Search this keyword

Referring to a one-degree square in RDF using c-squares

I'm in the midst of rebuilding iSpecies (my mash-up of Wikipedia, NCBI, GBIF, Yahoo, and Google search results) with the aim of outputting the results in RDF. The goal is to convert iSpecies from a pretty crude "on-the-fly" mash-up to a triple store where results are cached and can be queried in interesting ways. Why? Partly because I think such a triple store is an obvious way to underpin a "biodiversity hub" of the kind envisaged by PLoS (see my earlier post).

As ever, once one embarks down the RDF route (and I've been here before), one hits all the classic stumbling blocks, such as "what URI do I use for a thing?", and "what vocabulary do I use to express relationships between things?". For example, I'd like to represent the geographic distribution of a taxon as depicted on a GBIF map. How do I describe this in a RDF document?

To make this concrete, take one of my favourite animals, the New Zealand mud crab Helice crassa. Here's the GBIF map for this taxon:

wms.png
This map has the URL (I kid you not):

http://ogc.gbif.org/wms?request=GetMap
&bgcolor=0x666698
&styles=,,,
&layers=gbif:country_fill,gbif:tabDensityLayer,gbif:country_borders,gbif:country_names
&srs=EPSG:4326
&filter=()(
%3CFilter%3E
%3CPropertyIsEqualTo%3E
%3CPropertyName%3Eurl
%3C/PropertyName%3E
%3CLiteral%3E
%3C![CDATA[http%3A%2F%2Fdata.gbif.org%2Fmaplayer%2Ftaxon%2F17462693%2FtenDeg%2F-45%2F160%2F]]%3E
%3C/Literal%3E
%3C/PropertyIsEqualTo%3E
%3C/Filter%3E)()()
&width=721
&height=362
&Format=image/png
&bbox=160,-45,180,-35

(or http://bit.ly/cuTFW9, if you prefer). Now, there's no way I'm using this URL! Plus, the URL identifies an image, not the distribution.

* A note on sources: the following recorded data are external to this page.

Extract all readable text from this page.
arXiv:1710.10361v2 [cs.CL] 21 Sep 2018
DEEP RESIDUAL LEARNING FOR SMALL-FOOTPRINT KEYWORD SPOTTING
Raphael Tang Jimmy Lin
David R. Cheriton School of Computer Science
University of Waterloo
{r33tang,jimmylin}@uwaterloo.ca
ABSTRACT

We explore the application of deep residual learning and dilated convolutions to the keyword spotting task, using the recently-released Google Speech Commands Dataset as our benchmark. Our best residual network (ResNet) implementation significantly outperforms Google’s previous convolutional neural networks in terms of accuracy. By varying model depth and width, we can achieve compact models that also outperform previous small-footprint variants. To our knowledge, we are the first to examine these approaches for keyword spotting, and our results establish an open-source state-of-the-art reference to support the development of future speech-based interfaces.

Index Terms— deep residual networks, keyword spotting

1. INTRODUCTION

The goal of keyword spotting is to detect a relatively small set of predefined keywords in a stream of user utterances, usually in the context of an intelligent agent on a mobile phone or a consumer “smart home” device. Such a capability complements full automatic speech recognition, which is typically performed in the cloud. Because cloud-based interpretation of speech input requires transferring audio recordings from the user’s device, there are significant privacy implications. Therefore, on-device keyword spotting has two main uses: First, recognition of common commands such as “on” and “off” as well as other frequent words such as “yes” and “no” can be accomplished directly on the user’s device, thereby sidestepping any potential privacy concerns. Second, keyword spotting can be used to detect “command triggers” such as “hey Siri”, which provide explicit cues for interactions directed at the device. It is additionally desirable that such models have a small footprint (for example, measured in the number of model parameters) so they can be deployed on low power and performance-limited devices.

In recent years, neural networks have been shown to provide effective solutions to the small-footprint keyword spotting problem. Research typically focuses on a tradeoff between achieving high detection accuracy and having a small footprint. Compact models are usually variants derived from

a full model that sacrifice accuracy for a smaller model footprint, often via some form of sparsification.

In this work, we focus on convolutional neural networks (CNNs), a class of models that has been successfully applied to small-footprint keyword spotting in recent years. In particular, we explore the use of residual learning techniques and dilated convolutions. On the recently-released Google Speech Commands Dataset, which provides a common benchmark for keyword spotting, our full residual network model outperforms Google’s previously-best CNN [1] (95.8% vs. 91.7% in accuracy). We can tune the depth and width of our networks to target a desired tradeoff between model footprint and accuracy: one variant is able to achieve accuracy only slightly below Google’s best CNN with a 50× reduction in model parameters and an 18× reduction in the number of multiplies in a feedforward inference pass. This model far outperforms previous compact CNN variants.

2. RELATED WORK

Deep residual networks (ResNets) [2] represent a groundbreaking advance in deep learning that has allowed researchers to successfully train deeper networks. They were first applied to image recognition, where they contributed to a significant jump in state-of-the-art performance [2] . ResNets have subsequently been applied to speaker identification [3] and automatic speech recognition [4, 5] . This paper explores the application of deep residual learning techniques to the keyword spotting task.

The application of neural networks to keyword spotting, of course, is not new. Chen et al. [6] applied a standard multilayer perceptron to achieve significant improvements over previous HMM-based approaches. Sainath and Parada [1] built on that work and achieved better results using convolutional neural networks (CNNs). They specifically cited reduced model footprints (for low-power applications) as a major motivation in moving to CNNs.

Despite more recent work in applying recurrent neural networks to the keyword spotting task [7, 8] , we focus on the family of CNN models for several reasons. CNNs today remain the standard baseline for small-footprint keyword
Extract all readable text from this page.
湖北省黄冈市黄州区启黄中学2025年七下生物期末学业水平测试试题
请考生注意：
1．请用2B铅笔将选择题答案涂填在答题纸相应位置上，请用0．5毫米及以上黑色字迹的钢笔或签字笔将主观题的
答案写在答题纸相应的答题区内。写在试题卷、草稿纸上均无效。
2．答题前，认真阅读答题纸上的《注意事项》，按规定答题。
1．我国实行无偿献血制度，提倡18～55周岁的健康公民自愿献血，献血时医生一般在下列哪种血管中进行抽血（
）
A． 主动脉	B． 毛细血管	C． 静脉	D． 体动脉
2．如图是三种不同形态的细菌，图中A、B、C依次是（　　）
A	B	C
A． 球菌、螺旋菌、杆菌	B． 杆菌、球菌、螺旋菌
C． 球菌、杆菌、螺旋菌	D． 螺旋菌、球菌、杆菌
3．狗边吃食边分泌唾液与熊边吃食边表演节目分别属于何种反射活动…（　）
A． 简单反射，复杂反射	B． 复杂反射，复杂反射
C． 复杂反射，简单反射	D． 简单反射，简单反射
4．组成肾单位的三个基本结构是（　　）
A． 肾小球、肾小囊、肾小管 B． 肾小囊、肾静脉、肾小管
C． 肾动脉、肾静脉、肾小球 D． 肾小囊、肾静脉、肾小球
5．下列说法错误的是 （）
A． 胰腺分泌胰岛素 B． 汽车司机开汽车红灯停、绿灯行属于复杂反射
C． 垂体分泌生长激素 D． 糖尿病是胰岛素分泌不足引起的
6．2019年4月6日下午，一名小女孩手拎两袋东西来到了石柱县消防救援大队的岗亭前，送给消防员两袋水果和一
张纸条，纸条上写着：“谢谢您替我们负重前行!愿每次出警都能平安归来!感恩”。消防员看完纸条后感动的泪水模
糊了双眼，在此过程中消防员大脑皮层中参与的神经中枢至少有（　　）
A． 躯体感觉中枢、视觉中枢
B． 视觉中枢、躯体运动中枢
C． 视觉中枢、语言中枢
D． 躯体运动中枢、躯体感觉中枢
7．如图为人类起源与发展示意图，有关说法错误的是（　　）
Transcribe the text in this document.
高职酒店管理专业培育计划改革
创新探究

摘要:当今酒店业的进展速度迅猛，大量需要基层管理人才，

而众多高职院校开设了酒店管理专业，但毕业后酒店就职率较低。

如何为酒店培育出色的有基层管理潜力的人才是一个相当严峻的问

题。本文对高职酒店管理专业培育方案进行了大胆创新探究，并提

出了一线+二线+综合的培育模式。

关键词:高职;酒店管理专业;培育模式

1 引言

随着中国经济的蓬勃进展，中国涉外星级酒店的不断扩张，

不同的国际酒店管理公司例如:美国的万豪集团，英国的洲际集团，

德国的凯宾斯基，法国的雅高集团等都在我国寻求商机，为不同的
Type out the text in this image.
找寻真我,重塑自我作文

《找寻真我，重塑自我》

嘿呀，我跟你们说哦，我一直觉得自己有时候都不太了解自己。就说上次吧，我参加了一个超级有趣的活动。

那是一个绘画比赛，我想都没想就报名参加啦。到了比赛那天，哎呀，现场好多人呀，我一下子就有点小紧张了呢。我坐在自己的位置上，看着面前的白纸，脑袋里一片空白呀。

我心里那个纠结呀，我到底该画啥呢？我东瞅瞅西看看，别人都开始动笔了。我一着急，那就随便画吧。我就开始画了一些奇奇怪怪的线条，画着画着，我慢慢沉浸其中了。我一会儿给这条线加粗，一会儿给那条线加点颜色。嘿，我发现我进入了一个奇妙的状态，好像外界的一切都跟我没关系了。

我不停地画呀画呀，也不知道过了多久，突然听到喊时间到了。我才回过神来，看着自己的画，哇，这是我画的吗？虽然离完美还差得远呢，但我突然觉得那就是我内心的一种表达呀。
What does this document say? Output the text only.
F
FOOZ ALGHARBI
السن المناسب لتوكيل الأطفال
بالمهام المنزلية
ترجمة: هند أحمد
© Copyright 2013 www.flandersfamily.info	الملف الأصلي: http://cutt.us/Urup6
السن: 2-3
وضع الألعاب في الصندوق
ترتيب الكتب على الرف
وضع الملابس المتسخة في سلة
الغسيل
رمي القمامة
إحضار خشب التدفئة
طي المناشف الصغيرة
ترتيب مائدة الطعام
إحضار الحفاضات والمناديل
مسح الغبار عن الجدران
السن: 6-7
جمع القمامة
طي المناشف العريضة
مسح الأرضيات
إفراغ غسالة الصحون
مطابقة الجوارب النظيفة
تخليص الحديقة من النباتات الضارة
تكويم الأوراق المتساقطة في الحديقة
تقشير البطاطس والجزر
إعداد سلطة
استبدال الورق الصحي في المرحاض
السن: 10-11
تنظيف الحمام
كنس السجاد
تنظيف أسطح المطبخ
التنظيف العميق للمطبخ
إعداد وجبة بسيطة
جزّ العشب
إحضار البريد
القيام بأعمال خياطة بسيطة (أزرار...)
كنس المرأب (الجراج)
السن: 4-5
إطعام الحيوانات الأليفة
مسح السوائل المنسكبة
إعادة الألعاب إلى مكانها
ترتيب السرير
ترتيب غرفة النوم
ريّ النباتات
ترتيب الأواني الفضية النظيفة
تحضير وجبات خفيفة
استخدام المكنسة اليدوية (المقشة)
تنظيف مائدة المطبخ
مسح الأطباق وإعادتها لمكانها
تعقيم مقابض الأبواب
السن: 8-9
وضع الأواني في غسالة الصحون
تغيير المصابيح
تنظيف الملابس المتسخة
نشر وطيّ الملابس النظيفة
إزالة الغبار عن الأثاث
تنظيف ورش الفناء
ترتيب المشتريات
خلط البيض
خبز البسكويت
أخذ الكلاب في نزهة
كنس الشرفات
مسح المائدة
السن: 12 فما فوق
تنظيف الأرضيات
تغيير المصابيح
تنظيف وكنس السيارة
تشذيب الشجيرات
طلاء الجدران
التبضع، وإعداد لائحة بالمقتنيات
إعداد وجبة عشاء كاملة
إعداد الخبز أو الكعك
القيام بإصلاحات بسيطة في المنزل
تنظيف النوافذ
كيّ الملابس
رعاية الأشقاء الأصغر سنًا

But, if we look at the map we see that it is made of 1° × 1° squares. If each of those had a URI then I could simply list those squares as the distribution of the crab. This seems straightforward as GBIF has a service that provides these squares. For example, the URL http://data.gbif.org/species/17462693 (where 17462693 corresponds to Helice crassa) returns:

MINX MINY MAXX MAXY DENSITY
167.0 -45.0 168.0 -44.0 5
174.0 -42.0 175.0 -41.0 20
174.0 -38.0 175.0 -37.0 17
174.0 -37.0 175.0 -36.0 4

These are the 1° × 1° squares for which there are records of Helice crassa. Now, what I'd like to do is have a URI for each square, and I'd like to do this without reinventing the wheel. I've come across a URI space for points of the globe (the WGS 84 Geographic Point URI Space"), but not one for polygons. Then it dawned on me that perhaps c-squares, developed by Tony Rees at the CSIRO in Australia, would do the trick1. To quote Tony:
C-squares is a system for storage, querying, display, and exchange of "spatial data" locations and extents in a simple, text-based, human- and machine- readable format. It uses numbered (coded) squares on the earth's surface measured in degrees (or fractions of degrees) of latitude and longitude as fundamental units of spatial information, which can then be quoted as single squares (similar to a "global postcode") in which one or more data points are located, or be built up into strings of codes to represent a wide variety of shapes and sizes of spatial data "footprints".

C-squares appeal partly (and this says nothing good about me) because they have a slightly Byzantine syntax. However, they are short, and quite easy to calculate. I'll let the reader find out the gory details. To give an example, my home town, Auckland, has latitude -36.84, longitude 174.74, which corresponds to the 1° × 1° c-square with the code 3317:364.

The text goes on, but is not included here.